Dogs and Modernism.

Dwr

I just finished reading Natalia’s book, Chasing the Perfect and I started thinking about how dogs fit into the modernist dogma. Her dog, Janie, is an underlying, constant presence in this book, and it got me pondering. When you think of the modernist aesthetic, dogs are really the antithesis of it. They’re messy, smelly, and could easily poke holes in a leather Barcelona chair. They’re also very unpredictable and would never, EVER fit neatly into any sort of a grid, let alone a Swiss one.

How funny it was, then, to get the recent Design (Not) Within Reach catalog, where one of William Wegman’s Weimaraners is featured on the cover. So maybe dogs – of a highly-cultivated, specific aesthetic – do fit the modernist regime? I’ve been looking for dogs in architecture and design magazines (ID, Dwell, Design Within Reach, for example) and so far, the only breed I’ve noticed in named magazines is the Weimaraner. Is it because they’re short-haired, clean, muscular and sleek, and uniquely colored?
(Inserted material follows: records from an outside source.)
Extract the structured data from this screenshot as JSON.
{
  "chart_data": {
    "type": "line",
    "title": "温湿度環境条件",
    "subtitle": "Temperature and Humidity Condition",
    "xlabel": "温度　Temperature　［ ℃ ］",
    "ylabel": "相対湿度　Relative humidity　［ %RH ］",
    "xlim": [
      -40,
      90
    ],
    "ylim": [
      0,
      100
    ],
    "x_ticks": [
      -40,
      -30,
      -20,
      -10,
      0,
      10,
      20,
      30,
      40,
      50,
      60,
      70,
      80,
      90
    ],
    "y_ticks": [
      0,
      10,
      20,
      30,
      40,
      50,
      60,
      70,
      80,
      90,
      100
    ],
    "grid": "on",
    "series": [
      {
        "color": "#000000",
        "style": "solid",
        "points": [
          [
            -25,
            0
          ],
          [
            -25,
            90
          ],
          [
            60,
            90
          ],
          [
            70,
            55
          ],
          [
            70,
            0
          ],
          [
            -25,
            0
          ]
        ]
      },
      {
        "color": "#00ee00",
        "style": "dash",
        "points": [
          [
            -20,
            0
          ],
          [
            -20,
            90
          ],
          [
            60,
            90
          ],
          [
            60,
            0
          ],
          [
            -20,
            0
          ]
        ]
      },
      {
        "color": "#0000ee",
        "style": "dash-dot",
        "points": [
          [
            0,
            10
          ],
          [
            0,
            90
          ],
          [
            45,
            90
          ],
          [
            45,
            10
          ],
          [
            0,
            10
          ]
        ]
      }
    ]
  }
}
I could see the Viszla being another dog that might fit this assumed Modernist criteria, but if Wegman were a photographic connoisseur of, say….Golden Retrievers…or…big, hairy Bernese Mountain Dogs…or smelly, oily Chesapeake Bay Retrievers, would D(N)WR have one of those dogs on the cover or risk long dog hair and accompanying dog slobber all over their model living rooms? Hmmmm, makes me wonder. It would be interesting to do a demographic study on designers and their dogs, just to see if there’s any correlation. And designers who don’t like dogs in the first place, no matter what the breed? Well, I already have my theories about that.